シード期のEVP「0→1の当事者になれる」 は次の要素で構成される。技術選定からアーキテクチャ設計まで自分で決められる自由度、創業者と毎日議論しながらプロダクトを作る距離感、シード期のSOが持つ期待リターンの大きさ、まだ誰も解決していない課題に取り組む面白さだ。
シリーズAのEVP「成長を牽引する中核メンバーになれる」 では、PMF後のプロダクトをスケールさせる技術的チャレンジ、チームの文化やプロセスを一緒に作れる組織づくりへの参画、少人数組織ゆえのテックリード・EMへの昇進スピードの速さを訴求する。
シリーズB以降のEVP「大きなスケールで成果を出せる」 は、大規模トラフィックや複雑なドメインロジックという技術的な難度の高さ、IC(Individual Contributor)とマネジメントの両キャリアラダー、上場前の成長フェーズへの参画機会が訴求ポイントになる。
EVPは「社内で共有して終わり」にしてはいけない。スカウトメール・求人票(JD)・カジュアル面談・オファー面談のすべての接点で一貫して訴求することが重要だ。JDの書き方はエンジニア求人票の書き方ガイドで解説している。
まとめ:SaaS企業のエンジニア採用は「フェーズに合わせて変え続ける」
SaaS企業のエンジニア採用に「万能の正解」はない。
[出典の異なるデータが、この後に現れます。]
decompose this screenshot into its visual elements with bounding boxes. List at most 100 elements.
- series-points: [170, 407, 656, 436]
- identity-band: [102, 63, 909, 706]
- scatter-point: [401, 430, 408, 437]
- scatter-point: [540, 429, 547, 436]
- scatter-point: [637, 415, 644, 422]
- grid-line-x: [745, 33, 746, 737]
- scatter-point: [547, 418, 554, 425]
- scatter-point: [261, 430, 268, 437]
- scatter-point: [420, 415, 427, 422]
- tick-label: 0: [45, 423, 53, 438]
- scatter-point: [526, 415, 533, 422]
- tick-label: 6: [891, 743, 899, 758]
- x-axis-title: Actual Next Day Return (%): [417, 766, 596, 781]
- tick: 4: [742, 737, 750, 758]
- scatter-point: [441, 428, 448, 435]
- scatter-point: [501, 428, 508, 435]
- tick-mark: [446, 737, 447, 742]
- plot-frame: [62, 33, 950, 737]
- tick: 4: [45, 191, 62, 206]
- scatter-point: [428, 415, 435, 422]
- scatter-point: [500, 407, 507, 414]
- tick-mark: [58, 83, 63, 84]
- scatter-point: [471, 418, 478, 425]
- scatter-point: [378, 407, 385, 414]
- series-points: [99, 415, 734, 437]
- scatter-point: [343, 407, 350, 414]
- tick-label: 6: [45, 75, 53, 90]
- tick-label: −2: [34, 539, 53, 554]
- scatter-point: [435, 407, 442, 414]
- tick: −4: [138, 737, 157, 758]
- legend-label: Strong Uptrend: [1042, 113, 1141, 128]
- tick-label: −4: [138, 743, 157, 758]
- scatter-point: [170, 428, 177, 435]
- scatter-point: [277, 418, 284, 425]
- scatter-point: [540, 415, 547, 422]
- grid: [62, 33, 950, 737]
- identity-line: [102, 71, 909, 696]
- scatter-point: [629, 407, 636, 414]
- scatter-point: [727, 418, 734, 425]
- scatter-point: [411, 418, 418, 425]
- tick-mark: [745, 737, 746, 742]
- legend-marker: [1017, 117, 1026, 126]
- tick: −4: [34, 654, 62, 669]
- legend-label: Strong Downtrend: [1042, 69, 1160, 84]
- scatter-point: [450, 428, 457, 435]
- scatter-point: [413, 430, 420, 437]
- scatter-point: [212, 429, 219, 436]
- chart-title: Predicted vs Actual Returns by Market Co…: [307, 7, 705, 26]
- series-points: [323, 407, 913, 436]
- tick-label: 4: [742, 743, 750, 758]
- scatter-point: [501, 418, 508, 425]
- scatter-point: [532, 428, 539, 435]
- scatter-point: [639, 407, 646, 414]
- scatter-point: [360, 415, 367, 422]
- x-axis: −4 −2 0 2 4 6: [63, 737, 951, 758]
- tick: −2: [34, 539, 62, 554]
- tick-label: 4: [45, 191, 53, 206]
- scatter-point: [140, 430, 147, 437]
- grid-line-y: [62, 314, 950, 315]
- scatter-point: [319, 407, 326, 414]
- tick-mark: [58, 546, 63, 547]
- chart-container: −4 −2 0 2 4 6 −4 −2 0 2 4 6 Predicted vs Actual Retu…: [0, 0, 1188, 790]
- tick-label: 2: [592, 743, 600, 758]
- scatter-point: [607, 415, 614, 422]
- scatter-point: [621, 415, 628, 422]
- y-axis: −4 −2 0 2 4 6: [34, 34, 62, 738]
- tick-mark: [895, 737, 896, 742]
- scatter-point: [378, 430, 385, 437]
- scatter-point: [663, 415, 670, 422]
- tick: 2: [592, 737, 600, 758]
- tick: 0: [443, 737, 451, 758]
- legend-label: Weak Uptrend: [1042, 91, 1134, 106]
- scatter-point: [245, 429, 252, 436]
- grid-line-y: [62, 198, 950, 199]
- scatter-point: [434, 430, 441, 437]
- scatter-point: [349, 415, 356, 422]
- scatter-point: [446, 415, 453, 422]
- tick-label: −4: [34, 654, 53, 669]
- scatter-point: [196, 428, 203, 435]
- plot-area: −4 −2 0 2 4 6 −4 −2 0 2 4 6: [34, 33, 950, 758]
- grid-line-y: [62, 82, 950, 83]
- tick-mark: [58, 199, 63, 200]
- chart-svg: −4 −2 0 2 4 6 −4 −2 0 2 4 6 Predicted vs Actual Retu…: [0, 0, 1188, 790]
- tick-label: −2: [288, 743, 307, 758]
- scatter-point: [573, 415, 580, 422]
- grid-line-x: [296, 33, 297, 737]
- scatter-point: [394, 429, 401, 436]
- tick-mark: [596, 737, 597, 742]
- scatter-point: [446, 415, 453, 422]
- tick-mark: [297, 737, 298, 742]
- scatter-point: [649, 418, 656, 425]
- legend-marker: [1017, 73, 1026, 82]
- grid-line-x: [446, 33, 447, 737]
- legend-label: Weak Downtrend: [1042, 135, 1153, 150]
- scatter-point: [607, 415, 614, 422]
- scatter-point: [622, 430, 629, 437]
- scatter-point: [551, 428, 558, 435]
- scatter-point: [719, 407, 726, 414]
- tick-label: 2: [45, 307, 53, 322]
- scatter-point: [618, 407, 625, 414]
シード期に有効だった手法がシリーズBでは通用しない。以下の3点を常にアップデートし続けることが重要だ。
採るべき人材像の再定義: フェーズが変わるたびに必要なスキル・マインドセットを見直す
採用チャネルの最適化: リファラル中心からスカウト媒体へ、フェーズに合わせて主力チャネルを切り替える
EVPの刷新: 「0→1の当事者になれる(シード)」「成長を牽引する中核メンバー(シリーズA)」「大きなスケールで成果を出せる(シリーズB以降)」とフェーズごとに候補者への訴求を変える
「エンジニア採用がうまくいかない」と感じたら、まず自社のフェーズと採用戦略のミスマッチを疑ってみてほしい。